Jennifer Curtis's First Job


Jennifer Sinclair Curtis
Professor of Chemical Engineering, University of Florida

My First Job

After my sophomore year in college, I worked as a summer intern in the "Folgers" Group at Procter and Gamble in Cincinnati. I was trained to be an "Official Coffee Taster" and also analyzed the effect of water hardness on the taste of coffee.

Her Career Since Then

Jennifer Sinclair Curtis is Professor in the Chemical Engineering Department at the University of Florida (UF). Prior to this, she held administrative roles as Department Chair of Chemical Engineering at UF and Associate Dean of Engineering and Department Head of Freshman Engineering at Purdue University. Professor Curtis received a B.S. in Chemical Engineering from Purdue University (1983) and a PhD in Chemical Engineering from Princeton University (1989).

She has an internationally recognized research program in the development and validation of numerical models for the prediction of particle flow phenomena. She is the co-author of over 100 publications and has given over 160 invited lectures at universities, companies, government laboratories and technical conferences. Professor Curtis is a recipient of a Fulbright Research Scholar Award, a NSF Presidential Young Investigator Award, the American Society of Engineering Education's (ASEE) Chemical Engineering Lectureship Award, the Eminent Overseas Lectureship Award by the Institution of Engineers in Australia, the ASEE's Sharon Keillor Award for Women in Engineering, and the AIChE Fluidization Lectureship Award.

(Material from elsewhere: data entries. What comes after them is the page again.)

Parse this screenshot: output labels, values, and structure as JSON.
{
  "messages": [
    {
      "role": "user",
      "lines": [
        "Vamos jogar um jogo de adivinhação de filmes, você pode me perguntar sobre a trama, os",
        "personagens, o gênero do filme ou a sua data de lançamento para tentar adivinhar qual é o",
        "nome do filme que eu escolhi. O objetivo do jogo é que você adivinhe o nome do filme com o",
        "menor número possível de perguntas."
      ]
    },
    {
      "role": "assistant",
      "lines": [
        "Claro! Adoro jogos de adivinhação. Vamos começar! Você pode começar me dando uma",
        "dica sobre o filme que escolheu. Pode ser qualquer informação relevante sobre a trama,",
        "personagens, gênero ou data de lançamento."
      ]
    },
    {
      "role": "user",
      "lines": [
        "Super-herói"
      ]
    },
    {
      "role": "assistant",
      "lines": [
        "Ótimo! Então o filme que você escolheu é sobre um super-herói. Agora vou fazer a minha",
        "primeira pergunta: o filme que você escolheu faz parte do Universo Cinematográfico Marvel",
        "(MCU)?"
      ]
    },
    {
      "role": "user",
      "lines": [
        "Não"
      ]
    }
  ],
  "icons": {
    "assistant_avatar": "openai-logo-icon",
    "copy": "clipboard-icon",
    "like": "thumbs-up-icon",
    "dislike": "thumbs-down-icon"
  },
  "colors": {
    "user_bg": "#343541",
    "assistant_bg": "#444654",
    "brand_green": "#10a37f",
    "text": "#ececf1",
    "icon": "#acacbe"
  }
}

She currently serves as Associate Editor of the AIChE Journal and on the Editorial Advisory Board of Powder Technology and Chemical Engineering Education. She has served on the National Academy of Engineering's (NAE) Committee on Engineering Education and has participated in two NAE Frontiers of Research Symposiums (2003 and 2008). Currently, she is a Board member of the National Academies' Chemical Science Roundtable, as well as the Council for Chemical Research and the American Institute of Chemical Engineers.

Advice to Young Chemical Engineers

Give your best to every task--no matter how small. Always do what is required--you can certainly do more--but always do what your boss asks you to do.

What was your very first job? And your first engineering job?

Comments

Ed Giugliano's picture

My first job after graduation was grit blasting, degreasing, and painting Sidewinder rocket motor chambers on an automated painting line. McCabe and Smith does not cover painting as a unit operation in their book, and we never had a painting lecture in college, so needless to say I was starting my job from scratch. Common sense and hard work served me well and we turned out some very fine looking missiles despite my lack of formal academic training in this area.

Douglas Clark's picture

Thanks for sharing your first job. I kind of think hearing about peoples' very first job is more interesting than hearing about their first engineering jobs (though that's interesting too). The first money I earned came from a position as substitute church organist for three churches, but my first real all-day and Mon-Fri job came shortly after, as part of the crew at a natural gas company over summer vacation. I think anyone who knows me could imagine the organist job, but not so much the hardhat, boots, and shovel job!

Ed Giugliano's picture

Doug, That actually was my first engineering job. I was a process engineer at the chamber preparation line. We had a distillation column to clean up the degreasing solvent, but that was all the chem eng I did there. The rest was a hodgepodge of manufacturing eng, industrial eng, mechnical eng and just common sense. It was a fun job for a kid right out of school.

Douglas Clark's picture

Oh...oops! Now I see that you said it was your first job after graduation. Well, in any case, it was certainly a particularly interesting first engineering job!

My first job was delivery newspapers in Youngstown Ohio. I created all sorts of interesting methods for collecting people's bills, which was the way it was done back then. Amazing how things have changed.

ehorahan's picture

My very first job was an assistant coach position for my summer swim team - I worked with the group that was 8 years old and younger. I also gave private lessons. It was sometimes difficult to organize 30+ 8 year olds to sit and walk in their correct order for their heats at the swim meets. They sure were cute though! And now I read about them winning races for their high school teams!

May's picture

My very first "job" was as the piano accompanist for some of the folks in the Choir. It also opened up opportunity for me to play piano at folks' weddings. But most of the time, I refuse accepting payments. It was quite fun. As unrelated to Chemical Engineering as those "jobs" can be, it really taught me to really understand and anticipate the needs of my customers/stakeholders, which has served me well even today.